Le « Jocond » de Philippe Geluck est un bel exemple d’hybridation. En donnant à Mona Lisa le visage de son célèbre Chat, le dessinateur belge signe une « parodie double, exerçant ses effets dans les deux sens et sur les deux parties : Mona Lisa est rendue ridicule parce qu’une tête outrageusement caricaturale s’est substituée à la sienne ; mais la prétention du Chat posant à la façon de la Joconde et affectant de rivaliser avec elle n’est pas moins risible, de sorte que les deux sont moqués indissociablement [10] ».

En réponse à l’art moderne

Si les dessinateurs ont exercé leur causticité et leur ironie sur des « cibles » empruntées à toutes les périodes de l’histoire de l’art, il est indéniable que l’aventure des avant-gardes et de l’art moderne a tout particulièrement excité leur verve, offrant à l’exercice de l’humour une matière privilégiée.
Quand ils se moquent des impasses ou des errements supposés de l’art moderne, les humoristes se font les porte-paroles des réactions d’incompréhension, de perplexité, de rejet, de colère, de scandale que les avant-gardes ont soulevées dans l’opinion. On peut même parler d’un sentiment de juste retour des choses : l’art moderne se moque de nous, nous ne nous priverons pas de nous moquer de lui !
On peut sans aucun doute dénoncer nombre de présentations caricaturales de l’art moderne ou contemporain comme poujadistes, déplorer qu’elles ne fassent, somme toute, que refléter et renforcer les préjugés d’un public peu averti. On peut aussi voir dans certaines postures iconoclastes l’expression du point de vue d’un art « dominé » (dans l’ordre des hiérarchies symboliques) adressant un pied de nez à l’art officiel.
Les choses sont pourtant plus ambivalentes qu’on ne pourrait le croire. Par la fréquence de leurs citations, de leurs détournements, les dessinateurs humoristes ont sans aucun doute contribué à rendre populaires certaines œuvres, certains artistes. Ils ont une part de responsabilité dans le fait que les montres molles de Dali, les sculptures trouées de Moore, les drippings de Pollock ont acquis un statut emblématique et se sont ancrés dans l’imaginaire collectif.
Mais la notoriété de ces trois productions peut elle-même être questionnée. On peut penser que si elles ont été aussi souvent citées par les dessinateurs, celles-là de préférence à d’autres, ce n’est pas tout à fait sans raison : ne peuvent-elles pas incarner, symboliquement, une certaine inanité prêtée à l’art contemporain ? Les montres amollies accuseraient un défaut de substance, les trous dans les sculptures de Moore seraient l’image même du vide, et les drippings la meilleure figuration de l’informe.

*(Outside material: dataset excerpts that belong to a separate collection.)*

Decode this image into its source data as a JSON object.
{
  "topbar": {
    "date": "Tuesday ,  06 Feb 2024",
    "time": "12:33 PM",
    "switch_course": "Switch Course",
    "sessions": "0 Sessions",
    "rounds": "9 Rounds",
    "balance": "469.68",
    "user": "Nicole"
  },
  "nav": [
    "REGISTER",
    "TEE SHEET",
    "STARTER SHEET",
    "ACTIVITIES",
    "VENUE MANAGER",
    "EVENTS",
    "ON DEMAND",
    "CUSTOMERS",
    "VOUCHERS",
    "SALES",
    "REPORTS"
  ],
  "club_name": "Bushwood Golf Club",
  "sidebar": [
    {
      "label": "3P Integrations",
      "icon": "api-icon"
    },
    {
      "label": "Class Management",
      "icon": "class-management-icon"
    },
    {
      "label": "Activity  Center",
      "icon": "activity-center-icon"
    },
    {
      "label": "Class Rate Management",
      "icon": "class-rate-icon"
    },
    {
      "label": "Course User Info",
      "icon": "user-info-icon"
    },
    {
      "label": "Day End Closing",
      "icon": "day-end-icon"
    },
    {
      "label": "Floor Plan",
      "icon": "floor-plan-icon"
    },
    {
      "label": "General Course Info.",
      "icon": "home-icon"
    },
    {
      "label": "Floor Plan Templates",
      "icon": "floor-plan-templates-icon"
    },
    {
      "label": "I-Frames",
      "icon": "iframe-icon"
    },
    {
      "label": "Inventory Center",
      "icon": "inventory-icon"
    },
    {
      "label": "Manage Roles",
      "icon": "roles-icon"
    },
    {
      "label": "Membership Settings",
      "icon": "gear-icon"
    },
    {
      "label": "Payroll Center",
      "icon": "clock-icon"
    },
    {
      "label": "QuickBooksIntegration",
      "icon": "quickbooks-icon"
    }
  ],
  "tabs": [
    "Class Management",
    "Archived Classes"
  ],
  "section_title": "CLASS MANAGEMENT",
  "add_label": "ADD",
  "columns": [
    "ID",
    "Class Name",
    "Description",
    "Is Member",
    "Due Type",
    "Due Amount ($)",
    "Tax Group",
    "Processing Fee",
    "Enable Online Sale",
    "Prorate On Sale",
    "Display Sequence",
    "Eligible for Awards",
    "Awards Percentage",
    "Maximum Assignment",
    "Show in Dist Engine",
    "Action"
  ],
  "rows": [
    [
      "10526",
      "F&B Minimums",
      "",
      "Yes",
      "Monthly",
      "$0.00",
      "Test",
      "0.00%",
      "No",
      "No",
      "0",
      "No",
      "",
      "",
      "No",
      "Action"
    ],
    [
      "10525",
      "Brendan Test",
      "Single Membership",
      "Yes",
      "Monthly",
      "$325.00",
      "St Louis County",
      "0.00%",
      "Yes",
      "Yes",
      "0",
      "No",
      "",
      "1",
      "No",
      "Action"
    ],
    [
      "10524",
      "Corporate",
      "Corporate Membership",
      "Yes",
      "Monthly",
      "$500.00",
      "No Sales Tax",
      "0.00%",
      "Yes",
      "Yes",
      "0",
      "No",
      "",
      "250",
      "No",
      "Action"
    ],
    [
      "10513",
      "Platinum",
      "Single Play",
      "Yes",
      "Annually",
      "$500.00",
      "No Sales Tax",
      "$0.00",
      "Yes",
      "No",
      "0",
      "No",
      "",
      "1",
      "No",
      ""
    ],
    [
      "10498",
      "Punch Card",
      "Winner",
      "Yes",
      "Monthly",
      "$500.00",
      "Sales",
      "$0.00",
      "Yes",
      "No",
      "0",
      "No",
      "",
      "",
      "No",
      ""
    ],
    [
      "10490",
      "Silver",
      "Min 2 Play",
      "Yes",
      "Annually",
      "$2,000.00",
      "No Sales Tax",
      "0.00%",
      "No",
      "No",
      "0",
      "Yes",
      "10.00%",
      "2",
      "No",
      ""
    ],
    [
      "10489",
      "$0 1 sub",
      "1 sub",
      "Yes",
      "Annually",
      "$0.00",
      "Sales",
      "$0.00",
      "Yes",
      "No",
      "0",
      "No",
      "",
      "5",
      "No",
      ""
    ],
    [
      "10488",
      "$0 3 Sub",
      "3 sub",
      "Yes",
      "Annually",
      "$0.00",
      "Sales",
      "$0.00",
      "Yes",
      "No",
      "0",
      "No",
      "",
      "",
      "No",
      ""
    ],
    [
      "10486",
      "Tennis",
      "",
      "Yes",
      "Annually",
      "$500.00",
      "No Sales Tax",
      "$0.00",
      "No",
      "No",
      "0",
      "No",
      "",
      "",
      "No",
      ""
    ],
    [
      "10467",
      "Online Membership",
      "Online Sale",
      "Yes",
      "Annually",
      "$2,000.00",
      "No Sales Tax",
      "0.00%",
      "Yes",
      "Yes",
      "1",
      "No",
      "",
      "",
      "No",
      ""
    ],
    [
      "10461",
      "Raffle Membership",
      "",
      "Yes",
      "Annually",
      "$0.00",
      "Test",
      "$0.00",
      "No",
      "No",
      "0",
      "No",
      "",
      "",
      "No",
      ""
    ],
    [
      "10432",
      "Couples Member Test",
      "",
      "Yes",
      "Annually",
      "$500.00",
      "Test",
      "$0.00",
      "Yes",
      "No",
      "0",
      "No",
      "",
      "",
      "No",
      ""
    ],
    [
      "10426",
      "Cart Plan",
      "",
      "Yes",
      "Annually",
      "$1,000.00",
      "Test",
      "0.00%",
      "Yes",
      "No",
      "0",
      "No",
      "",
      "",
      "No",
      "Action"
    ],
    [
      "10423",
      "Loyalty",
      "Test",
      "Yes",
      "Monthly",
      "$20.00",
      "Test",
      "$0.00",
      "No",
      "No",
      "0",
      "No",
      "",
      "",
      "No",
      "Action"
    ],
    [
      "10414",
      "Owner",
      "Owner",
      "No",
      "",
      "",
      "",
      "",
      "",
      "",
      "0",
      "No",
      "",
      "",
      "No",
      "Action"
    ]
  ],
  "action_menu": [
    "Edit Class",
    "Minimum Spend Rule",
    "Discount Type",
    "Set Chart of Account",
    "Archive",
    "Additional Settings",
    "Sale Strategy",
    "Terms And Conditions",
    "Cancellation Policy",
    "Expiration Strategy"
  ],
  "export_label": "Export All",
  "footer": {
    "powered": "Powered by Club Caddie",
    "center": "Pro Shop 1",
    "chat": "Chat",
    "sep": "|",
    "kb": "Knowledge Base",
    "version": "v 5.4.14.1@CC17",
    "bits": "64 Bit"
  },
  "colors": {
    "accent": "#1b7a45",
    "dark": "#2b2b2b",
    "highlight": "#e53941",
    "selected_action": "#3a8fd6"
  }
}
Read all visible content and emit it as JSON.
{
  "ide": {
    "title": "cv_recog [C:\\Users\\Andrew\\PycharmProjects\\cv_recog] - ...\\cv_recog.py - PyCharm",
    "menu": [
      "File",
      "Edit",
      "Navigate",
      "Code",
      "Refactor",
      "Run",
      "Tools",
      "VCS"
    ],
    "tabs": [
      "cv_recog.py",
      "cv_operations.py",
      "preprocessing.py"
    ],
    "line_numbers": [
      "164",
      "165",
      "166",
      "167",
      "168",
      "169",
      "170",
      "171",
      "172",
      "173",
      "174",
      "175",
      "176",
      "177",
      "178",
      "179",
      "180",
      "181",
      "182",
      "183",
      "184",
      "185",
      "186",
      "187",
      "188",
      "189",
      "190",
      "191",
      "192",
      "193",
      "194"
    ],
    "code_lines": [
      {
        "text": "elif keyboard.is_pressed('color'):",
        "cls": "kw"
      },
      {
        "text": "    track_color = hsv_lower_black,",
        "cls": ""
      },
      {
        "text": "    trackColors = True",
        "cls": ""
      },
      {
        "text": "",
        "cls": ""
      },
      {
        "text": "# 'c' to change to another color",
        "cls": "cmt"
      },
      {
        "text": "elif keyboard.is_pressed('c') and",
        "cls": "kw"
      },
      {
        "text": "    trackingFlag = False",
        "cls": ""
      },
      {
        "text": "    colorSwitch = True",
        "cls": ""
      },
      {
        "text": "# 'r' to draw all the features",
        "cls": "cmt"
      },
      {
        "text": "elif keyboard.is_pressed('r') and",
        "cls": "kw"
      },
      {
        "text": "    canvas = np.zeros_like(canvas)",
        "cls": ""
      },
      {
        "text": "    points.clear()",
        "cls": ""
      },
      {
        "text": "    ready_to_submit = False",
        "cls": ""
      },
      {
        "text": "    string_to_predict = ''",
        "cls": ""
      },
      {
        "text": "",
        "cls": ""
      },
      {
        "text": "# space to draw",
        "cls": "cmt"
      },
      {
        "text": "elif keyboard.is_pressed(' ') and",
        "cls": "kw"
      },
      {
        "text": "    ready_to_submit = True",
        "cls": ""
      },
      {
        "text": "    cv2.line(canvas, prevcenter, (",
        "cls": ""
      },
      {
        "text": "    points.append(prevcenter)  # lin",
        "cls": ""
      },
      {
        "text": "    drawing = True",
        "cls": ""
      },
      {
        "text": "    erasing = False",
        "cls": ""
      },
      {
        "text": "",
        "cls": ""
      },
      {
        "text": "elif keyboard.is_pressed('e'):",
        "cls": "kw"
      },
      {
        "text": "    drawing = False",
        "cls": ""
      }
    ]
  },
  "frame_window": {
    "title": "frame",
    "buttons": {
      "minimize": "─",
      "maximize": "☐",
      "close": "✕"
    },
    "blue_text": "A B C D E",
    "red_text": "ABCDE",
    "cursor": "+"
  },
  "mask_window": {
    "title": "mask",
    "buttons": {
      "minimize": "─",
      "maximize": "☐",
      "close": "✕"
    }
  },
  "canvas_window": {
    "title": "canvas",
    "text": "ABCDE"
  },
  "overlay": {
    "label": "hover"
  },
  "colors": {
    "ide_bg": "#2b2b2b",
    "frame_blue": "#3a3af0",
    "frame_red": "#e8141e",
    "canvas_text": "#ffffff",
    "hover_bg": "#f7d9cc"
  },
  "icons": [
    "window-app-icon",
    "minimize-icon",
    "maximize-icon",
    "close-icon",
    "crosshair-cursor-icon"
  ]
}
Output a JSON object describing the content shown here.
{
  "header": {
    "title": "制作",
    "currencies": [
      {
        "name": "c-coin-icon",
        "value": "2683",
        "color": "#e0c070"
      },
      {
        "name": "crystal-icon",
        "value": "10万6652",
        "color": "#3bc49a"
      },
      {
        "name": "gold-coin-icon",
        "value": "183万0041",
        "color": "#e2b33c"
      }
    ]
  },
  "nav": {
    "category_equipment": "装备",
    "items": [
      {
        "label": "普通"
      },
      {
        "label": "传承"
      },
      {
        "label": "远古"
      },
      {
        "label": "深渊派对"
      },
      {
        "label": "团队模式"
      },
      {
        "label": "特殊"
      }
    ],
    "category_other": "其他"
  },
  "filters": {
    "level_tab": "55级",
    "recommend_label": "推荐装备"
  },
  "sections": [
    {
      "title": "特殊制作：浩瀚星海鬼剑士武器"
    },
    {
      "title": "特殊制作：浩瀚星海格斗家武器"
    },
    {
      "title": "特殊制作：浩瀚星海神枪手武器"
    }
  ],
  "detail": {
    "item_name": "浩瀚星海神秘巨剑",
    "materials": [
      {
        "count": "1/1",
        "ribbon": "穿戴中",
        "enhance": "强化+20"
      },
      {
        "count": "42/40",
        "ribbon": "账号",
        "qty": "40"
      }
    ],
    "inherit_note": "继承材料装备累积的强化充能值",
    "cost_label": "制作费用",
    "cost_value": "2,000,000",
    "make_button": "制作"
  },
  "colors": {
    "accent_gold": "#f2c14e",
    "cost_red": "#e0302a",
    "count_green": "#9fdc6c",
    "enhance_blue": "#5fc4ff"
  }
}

Par ailleurs, comme on le verra, cartoons et bandes dessinées n’ont pas toujours flatté les réactions instinctives du public, ils les ont aussi quelquefois raillées et ont trouvé dans la représentation de spectateurs incrédules, ignorants des choses de l’art, frappés de stupidité dans les deux sens du terme, l’inspiration de quelques-uns de leurs meilleurs gags.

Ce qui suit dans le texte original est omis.